Genealogical Research Process - Data Domain
  • Source — a container of Information1
  • Information — statements based on experience, fabrication, hearsay, intuition, observation, reading, research, or some other means; a Source’s surface content, including its physical characteristics; what we see or hear when we examine a source, not what we interpret2
  • Question — a question that research aims to answer; in genealogy, a focused question that seeks unknown Information about a documented person and that helps frame research scope, lead to relevant Information, and identify Evidence3
  • Evidence — a tentative Answer to a research Question that is the product of using Information to answer a research Question4
  • Analysis — notes or narrative text about the result of two processes: (a) recognizing the Information items a Source contains that are likely to answer a research question; (b) considering the characteristics, purpose, and history of a Source and its relevant Information items in order to determine their likely accuracy5
  • Hypothesis — a tentative Answer to a research Question resulting from correlating two or more independent items of Evidence
  • Conclusion — an accepted Answer to a research Question; a Hypothesis that has passed testing and for which conflicts can be resolved
  • Proof — a Conclusion explained in writing; an explanation that demonstrates the five GPS elements

Modeling Data Concepts from the Genealogical Research Process in GEDCOM X


At this time, the core GEDCOM X model does not include a provision for modeling Questions (research goals), but it might be a good candidate for a future extension.


Use specializations of Subject to record Answers to research Questions.


Use specializations of Subject to record Information found in a single Source.
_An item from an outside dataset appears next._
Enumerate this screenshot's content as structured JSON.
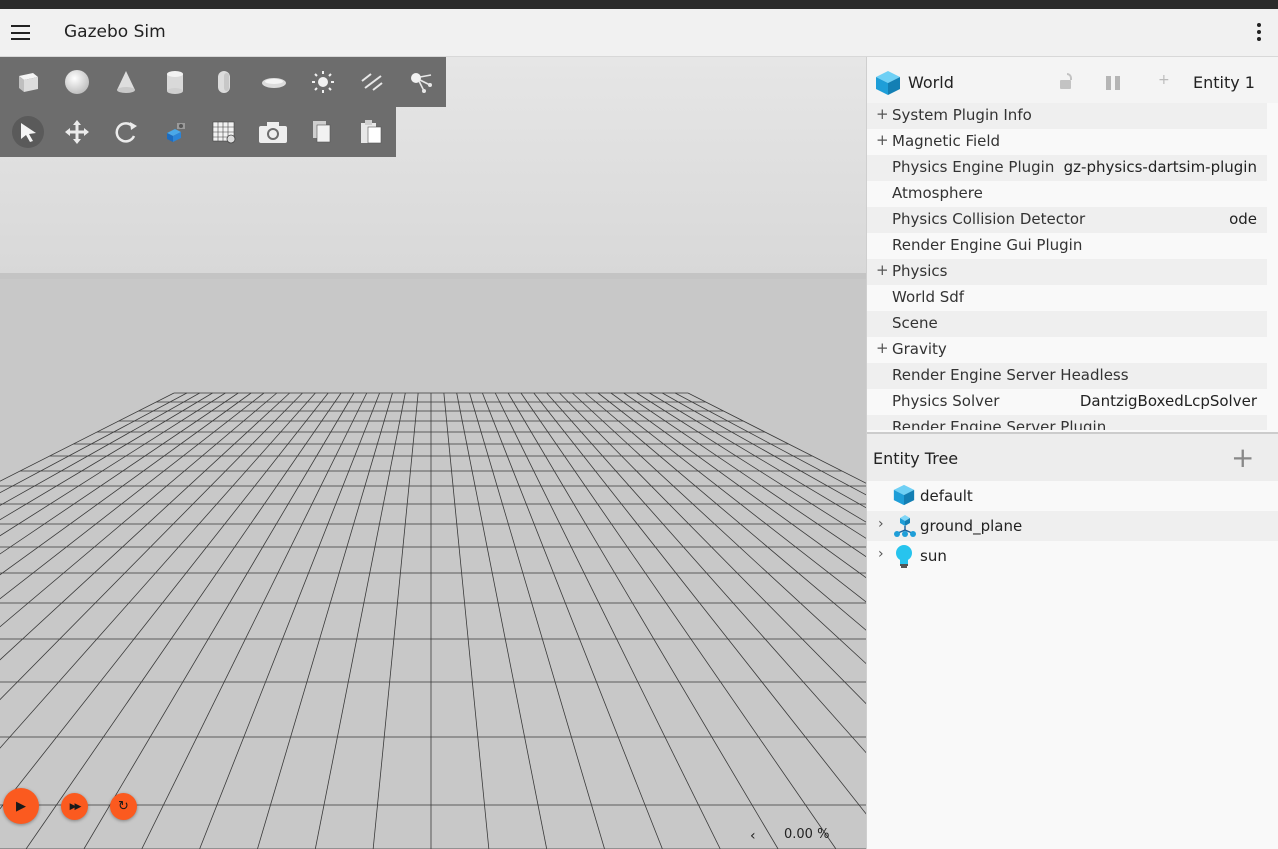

Configure the Subject to adhere to the Extracted Conclusion Constraints.


Use specializations of Subject to represent Evidence. Configure the Subject such that its evidence property contains only references to Information.
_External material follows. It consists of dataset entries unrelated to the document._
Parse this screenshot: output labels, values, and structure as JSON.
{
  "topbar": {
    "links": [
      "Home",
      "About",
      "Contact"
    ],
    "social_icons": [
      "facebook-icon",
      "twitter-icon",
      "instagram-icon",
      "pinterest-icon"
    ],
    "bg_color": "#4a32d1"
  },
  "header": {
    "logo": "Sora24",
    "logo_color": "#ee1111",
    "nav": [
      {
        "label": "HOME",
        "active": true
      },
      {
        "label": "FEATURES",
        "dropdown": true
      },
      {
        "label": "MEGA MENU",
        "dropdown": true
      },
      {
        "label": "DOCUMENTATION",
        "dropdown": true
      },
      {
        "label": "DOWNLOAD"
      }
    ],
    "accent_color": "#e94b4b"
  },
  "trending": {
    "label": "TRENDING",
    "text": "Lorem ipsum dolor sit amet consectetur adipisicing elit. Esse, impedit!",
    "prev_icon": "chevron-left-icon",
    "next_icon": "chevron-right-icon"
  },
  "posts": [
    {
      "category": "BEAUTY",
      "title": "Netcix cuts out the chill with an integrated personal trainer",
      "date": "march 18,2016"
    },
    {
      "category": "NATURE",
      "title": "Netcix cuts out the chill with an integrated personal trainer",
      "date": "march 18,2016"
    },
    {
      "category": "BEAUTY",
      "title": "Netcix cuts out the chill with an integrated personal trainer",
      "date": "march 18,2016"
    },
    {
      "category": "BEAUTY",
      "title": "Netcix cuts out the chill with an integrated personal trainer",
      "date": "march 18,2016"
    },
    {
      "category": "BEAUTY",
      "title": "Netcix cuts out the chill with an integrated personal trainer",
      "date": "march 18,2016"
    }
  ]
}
Hypotheses and Conclusions

Use specializations of Subject to represent Hypotheses. Configure the Subject such that its evidence property contains only references to Evidence. Conclusions are Hypotheses that have been successfully tested and accepted (presumably discussed in its associated Analysis or Proof).


Use a SourceDescription to describe a Source, then reference that description in the data entities in the Subject representing the Information from that Source by adding instances of SourceReference as appropriate.

Analysis and Proof

Use a Document of type to record analyses and/or proof arguments. To support more complex narrative layout needs (e.g., footnotes, tables, images, etc.), the Document class includes an option for XHTML text (see Document.textType). Associate an analysis document with the entities being analyzed via the analysis property (found in EvidenceReference, SourceDescription and all specializations of Conclusion).

Further Reading

If you are not familiar with the genealogical research process as it has been touched upon here, you might consider the following resources for a more in-depth study of the topic:

  • Jones, Thomas W. Mastering Genealogical Proof. Arlington, VA: National Genealogical Society, 2013.
  • Board for Certification of Genealogists. Genealogy Standards. 50th Anniversary Ed. Nashville, Tennessee:, 2014.
  • Rose, Christine. Genealogical Proof Standard: Building a Solid Case. 3rd revised edition. San Jose, California: CR Publications, 2009.

1. Thomas W. Jones, Mastering Genealogical Proof (Arlington, VA: National Genealogical Society, 2013), 139.
2. Jones, Mastering Genealogical Proof, 136.
3. Jones, Mastering Genealogical Proof, 138-9.
4. Jones, Mastering Genealogical Proof, 13-14, 134.
5. Jones, Mastering Genealogical Proof, 133.